Tief im Inneren eines rauen, behaarten Bikers steckt immer auch jemand, der sich zumindest einmal pro Woche als adretter, modebewusster Schönling entpuppen möchte, als jemand, der sein dreckiges, ölverschmiertes Motorrad stehen lässt, seine schwere Motorradjacke an den Nagel hängt, sein fettiges Haar zurückkämmt, um in einen schicken Ben Sherman Anzug zu schlüpfen, eine italienische Sonnenbrille aufzusetzen und sich auf einem Scooter bei der Fahrt durch die Stadt in den spiegelnden Schaufensterscheiben zu bewundern. Aber das schrille Kreischen einer klassischen Vespa, diese Mischung aus kleinem Kläffer und Motorsäge ist gleichsam eine Beleidigung für Ohren, die über Jahre hin vom satten Brümmen einer Ducati oder einer Moto Guzzi V2 verwöhnt wurden.

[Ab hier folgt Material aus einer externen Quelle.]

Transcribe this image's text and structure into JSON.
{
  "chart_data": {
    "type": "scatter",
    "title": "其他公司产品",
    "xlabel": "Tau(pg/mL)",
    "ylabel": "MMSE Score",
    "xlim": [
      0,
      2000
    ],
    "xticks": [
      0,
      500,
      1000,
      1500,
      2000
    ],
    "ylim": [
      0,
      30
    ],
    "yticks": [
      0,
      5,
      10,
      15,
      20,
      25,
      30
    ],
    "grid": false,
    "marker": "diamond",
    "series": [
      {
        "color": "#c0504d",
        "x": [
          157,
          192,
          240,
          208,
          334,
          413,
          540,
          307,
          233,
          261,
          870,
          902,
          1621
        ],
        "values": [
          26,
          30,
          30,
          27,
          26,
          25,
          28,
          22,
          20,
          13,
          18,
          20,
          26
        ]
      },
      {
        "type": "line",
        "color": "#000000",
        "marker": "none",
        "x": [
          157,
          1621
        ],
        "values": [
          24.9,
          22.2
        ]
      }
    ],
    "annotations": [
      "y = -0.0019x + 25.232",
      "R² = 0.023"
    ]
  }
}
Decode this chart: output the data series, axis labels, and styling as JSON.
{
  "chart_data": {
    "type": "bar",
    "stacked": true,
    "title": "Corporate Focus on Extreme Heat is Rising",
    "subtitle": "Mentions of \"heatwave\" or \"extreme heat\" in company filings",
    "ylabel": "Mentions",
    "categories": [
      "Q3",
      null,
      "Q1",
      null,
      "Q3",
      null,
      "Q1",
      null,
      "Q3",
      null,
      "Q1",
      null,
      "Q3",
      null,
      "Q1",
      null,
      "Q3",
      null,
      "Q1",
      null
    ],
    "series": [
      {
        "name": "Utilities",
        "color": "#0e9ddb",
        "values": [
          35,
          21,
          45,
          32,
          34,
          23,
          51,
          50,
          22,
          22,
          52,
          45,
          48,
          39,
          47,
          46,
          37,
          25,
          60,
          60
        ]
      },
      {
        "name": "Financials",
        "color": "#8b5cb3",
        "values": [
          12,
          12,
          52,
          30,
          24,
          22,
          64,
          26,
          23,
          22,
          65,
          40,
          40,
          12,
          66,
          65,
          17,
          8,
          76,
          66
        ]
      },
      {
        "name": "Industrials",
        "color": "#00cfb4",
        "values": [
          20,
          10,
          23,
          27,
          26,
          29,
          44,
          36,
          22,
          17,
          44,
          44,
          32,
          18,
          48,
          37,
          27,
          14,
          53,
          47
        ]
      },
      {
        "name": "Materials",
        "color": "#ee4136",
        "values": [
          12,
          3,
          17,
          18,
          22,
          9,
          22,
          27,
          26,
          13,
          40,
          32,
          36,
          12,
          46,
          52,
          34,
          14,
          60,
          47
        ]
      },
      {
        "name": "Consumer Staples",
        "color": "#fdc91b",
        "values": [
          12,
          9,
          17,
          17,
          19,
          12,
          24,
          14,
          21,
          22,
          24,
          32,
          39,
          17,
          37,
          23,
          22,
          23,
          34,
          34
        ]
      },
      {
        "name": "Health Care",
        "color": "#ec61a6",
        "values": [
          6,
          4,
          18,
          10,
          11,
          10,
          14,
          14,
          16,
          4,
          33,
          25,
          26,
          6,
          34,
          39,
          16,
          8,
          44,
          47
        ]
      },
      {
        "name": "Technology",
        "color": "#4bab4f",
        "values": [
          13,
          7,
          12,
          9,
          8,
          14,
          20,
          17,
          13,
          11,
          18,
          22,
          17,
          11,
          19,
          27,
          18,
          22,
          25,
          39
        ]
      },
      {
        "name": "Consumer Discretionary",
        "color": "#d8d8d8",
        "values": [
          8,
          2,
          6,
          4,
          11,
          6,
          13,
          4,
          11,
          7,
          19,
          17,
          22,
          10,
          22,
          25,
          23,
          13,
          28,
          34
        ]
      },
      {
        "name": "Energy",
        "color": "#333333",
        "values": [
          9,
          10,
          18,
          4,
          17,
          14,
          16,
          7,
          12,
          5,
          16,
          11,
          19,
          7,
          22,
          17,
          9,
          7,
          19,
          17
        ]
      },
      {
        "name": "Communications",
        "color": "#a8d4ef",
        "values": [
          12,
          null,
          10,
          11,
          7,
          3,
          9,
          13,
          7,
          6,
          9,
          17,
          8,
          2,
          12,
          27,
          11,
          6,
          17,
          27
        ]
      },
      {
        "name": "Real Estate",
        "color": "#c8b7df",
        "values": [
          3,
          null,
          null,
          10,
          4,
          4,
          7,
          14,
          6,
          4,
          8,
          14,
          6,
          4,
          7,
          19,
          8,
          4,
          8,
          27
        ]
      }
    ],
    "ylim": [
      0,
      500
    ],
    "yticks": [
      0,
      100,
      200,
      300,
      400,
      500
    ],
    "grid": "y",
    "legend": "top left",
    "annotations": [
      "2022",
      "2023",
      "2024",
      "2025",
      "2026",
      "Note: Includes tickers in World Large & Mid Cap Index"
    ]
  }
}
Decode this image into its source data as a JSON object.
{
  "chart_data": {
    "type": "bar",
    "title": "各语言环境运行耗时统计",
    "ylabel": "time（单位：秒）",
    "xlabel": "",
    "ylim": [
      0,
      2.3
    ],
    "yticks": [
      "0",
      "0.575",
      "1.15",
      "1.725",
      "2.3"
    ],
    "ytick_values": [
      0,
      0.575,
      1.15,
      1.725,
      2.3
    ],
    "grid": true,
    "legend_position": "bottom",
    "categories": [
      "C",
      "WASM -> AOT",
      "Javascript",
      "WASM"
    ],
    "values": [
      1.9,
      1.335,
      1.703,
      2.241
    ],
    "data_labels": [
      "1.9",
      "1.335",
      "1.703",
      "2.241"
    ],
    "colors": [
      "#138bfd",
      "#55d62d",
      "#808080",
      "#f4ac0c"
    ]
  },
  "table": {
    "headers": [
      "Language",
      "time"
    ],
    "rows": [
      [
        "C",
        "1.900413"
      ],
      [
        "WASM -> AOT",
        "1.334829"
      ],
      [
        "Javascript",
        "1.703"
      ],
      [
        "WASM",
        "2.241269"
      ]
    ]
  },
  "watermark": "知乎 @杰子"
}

Der Mini Scooter E mit seinem lautlosen Auftritt könnte eine Lösung darstellen für diese Möchtegern-Mods, denn er bietet den Look, aber ohne das Kreischen. Auch wenn es sich derzeit noch nicht um mehr als ein Konzept handelt, weiß uns Mini- Designer Gerd Hildebrand zu versichern, dass der Scooter E mit Hilfe der BMW Motorrad-Sparte sehr schnell Realität annehmen könnte, sofern die offiziellen Vorstellungstermine in Paris und London positiv ausfallen. Die technischen Geburtswehen der Elektroautos – wie begrenzte Reichweite sowie Gewicht, Größe und das Aufladen der Batterien – sind keine Faktoren für leichtgewichtige Motorroller mit geringer Antriebsleistung. Durch Lithium-Ion-Batterien, die sich über Nacht aufladen lassen, sind Entfernungen von 80 bis 100 km und Geschwindigkeiten von bis zu 45 km/h kein Problem, so Hildebrand. Auch bedarf es keiner Hochtechnologie – denn China macht es bereits vor: 60 Millionen Fahrer huschen hier täglich auf Elektrorollern durch die Megacities. Sobald also die technischen Fragen geklärt sind, wird es nur noch um das Aussehen gehen – und dass der Scooter E in dieser Kategorie punktet, steht außer Frage. Ein paar Verweise auf den Mini, ein bisschen Vespa – der Scooter E kommt knuddelig daher, aber keinesfalls zuckersüß. Das freiliegende Hinterrad erinnert an ein Go-Kart und bringt Schwung in ein verschmitztes Konzept, bei dem sich ein Lächeln gar nicht verhindern lässt. Man möchte – ganz Kleinkind – sofort aufspringen und losrauschen und das neue Spielzeug stolz den Freunden präsentieren. Der Instrumentenblock verfügt über eine große runde Wählscheibe wie der Mini, in deren Mitte befindet sich allerdings ein Anschlussdock für ein Smartphone, das zugleich als Zündung, Navigationsgerät und Music-Player dient. Hmm, vielleicht fehlt da nur noch die App, die dem Ganzen ein saftiges Harley-Geräusch verleiht …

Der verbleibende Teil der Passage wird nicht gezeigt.